Lab: Baby Names

The Data

Our dataset in this lab concerns baby names and their popularity over time. The dataset babies_ca has information about baby names in California from 1940-2016. For each year, and for each name with at least 50 recorded babies born, we are given the counts of how many babies had that name.

At this link, you can find the names for ALL 50 states, in separate datasets organized by first letter.

Is my name not cool any more?

Let’s take a look at how the name “Kelly” has changed over time.

  1. Make a plot showing the number of babies named “Kelly” born each year in CA.
    Color the plot to show the gender assigned at birth to these babies.

  2. I was born in 1989. Let’s look at only the time frame since I was named. Narrow down the dataset to only 1989 onward.

  3. Create a linear model with the year as the explanatory variable, and the number of Kellys as the response. Summarize the results, and plot the model.

  4. Plot the residuals: that is, the actual values minus the predicted values.
    (The function add_predictions in the modelr package may be useful to you.)

Comment on the residuals - do you see any patterns?

  1. Now include Gender in the model. Plot the model and the residuals, and comment on any patterns in the residuals.
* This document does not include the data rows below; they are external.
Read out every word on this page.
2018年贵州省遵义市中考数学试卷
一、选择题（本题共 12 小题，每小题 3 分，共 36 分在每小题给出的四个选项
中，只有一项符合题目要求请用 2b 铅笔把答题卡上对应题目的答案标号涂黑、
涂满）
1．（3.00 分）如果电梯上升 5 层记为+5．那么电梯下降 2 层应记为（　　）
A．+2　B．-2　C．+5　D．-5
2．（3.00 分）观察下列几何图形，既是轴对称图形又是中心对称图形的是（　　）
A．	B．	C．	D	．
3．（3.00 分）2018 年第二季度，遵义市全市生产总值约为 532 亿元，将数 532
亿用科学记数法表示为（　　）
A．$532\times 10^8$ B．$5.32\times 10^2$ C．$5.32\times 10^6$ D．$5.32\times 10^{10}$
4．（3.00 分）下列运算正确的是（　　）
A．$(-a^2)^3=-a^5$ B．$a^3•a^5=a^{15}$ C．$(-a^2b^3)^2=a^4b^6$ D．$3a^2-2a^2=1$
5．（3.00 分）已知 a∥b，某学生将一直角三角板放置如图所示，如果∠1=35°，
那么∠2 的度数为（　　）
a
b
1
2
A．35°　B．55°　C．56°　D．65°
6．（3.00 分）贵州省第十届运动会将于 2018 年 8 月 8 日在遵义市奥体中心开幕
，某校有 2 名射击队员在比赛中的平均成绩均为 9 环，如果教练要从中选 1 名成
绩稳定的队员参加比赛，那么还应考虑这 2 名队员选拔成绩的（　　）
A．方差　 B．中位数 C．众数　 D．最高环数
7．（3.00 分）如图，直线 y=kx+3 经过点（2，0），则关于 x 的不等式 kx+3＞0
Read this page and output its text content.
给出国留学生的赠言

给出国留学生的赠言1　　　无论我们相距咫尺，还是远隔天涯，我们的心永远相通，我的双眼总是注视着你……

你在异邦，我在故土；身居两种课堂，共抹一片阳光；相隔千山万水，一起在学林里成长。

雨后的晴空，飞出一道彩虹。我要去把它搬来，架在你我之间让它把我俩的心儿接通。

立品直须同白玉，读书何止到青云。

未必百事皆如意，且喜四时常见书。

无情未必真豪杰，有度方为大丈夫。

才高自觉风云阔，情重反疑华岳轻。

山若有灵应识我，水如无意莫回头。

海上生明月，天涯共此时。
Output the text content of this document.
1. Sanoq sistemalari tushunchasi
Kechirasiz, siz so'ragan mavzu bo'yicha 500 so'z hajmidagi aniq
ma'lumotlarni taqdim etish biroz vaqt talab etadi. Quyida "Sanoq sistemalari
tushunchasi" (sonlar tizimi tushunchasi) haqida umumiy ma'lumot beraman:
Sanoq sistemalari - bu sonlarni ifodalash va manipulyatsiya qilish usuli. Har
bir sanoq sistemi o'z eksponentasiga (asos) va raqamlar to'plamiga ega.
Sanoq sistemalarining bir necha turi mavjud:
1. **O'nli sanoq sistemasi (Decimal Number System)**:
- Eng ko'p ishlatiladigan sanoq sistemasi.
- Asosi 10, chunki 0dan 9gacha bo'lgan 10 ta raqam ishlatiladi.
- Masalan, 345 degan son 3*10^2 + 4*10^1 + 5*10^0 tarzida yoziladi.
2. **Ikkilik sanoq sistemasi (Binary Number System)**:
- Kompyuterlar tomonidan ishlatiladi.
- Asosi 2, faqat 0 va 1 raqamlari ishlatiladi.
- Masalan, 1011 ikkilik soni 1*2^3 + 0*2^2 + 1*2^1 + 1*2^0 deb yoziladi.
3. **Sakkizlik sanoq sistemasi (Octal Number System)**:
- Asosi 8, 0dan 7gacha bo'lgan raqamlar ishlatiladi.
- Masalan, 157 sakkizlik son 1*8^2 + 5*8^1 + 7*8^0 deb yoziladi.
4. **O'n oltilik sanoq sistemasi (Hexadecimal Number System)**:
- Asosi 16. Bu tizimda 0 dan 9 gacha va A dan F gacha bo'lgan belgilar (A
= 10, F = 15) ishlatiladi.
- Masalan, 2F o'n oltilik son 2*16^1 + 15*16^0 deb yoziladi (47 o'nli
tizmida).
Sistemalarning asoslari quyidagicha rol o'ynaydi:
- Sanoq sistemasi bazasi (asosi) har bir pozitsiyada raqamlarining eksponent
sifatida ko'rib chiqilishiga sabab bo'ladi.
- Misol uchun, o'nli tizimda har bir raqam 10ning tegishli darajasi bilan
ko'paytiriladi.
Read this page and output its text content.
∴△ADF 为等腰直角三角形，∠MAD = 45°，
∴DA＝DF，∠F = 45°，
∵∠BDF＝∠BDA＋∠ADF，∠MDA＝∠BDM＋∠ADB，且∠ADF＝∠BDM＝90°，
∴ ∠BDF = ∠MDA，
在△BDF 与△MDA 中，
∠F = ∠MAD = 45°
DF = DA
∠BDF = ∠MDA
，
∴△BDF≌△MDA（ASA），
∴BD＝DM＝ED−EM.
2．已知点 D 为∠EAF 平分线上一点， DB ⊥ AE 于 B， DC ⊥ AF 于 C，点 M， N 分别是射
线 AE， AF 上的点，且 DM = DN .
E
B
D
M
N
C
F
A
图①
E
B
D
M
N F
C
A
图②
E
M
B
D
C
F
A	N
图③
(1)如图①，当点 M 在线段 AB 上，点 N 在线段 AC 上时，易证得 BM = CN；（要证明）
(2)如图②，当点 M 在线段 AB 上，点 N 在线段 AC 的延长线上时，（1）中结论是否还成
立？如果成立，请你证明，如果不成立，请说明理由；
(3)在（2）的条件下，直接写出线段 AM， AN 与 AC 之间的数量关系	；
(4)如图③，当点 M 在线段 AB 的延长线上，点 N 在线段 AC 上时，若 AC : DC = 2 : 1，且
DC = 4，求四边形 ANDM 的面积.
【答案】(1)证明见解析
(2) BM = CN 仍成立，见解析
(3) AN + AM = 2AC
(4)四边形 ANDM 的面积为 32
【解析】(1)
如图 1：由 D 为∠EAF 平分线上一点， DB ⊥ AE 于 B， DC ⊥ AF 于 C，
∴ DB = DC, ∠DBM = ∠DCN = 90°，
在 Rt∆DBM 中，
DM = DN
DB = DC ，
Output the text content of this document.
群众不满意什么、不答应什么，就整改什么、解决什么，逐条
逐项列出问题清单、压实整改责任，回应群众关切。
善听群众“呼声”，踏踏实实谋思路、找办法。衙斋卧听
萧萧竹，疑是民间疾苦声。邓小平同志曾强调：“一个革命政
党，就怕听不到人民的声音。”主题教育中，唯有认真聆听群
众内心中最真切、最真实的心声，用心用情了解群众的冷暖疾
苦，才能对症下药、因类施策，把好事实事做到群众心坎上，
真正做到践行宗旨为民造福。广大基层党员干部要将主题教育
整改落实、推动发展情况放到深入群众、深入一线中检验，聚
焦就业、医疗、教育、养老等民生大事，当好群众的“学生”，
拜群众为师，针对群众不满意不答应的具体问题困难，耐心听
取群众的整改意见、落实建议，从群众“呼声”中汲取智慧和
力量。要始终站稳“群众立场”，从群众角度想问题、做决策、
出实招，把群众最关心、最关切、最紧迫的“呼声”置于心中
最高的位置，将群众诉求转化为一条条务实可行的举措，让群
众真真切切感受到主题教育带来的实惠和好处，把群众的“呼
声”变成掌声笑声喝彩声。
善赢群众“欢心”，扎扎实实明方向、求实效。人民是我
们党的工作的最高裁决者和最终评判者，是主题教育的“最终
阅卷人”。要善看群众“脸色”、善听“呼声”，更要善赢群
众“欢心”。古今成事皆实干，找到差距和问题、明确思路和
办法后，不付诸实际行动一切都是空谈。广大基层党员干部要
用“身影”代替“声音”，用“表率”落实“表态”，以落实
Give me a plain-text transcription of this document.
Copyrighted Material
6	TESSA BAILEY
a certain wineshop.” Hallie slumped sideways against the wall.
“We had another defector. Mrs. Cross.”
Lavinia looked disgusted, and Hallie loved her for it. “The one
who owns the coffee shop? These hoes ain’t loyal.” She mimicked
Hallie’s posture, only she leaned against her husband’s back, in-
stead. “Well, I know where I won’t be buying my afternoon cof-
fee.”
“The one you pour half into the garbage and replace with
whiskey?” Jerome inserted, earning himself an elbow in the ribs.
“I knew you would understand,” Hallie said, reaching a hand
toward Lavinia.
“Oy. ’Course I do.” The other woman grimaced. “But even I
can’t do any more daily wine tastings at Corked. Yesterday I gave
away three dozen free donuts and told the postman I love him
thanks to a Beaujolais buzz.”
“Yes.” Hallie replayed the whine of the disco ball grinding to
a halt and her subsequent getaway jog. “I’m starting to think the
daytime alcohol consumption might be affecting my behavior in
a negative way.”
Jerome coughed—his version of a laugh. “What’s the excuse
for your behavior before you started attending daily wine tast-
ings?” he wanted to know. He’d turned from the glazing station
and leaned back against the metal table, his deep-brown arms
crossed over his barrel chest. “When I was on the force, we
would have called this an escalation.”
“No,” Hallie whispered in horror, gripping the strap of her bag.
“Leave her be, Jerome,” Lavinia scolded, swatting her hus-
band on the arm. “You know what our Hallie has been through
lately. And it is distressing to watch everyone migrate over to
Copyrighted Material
  2. What do you conclude from this model?

Spelling by state

I used to hate it when people would spell my name as “Kelli” or “Kelley”. But I don’t have it as bad as my good friend Allan.

  1. Narrow the California dataset down to only male-assigned babies named “Allan”, “Alan”, or “Allen”. Make a plot comparing the popularity of these names over time.

  2. In California, Allan’s spelling of his name is the least common of the three - but perhaps it’s not such an unusual name for his home state of Pennsylvania. Compute the total number of babies born with each spelling of “Allan” in 2000, in Pennsylvania and in California.

  3. Convert your total counts to overall percents. That is, what was the percent breakdown between the three spellings in CA? What about in PA?

  4. Perform a Chi-Square test on this data, to determine if CA and PA have different distributions of spellings of “Allan”.


Perform an analysis of your own, using any names you choose! Your analysis must include a plot, a hypothesis test or regression model, and accompanying clear discussion.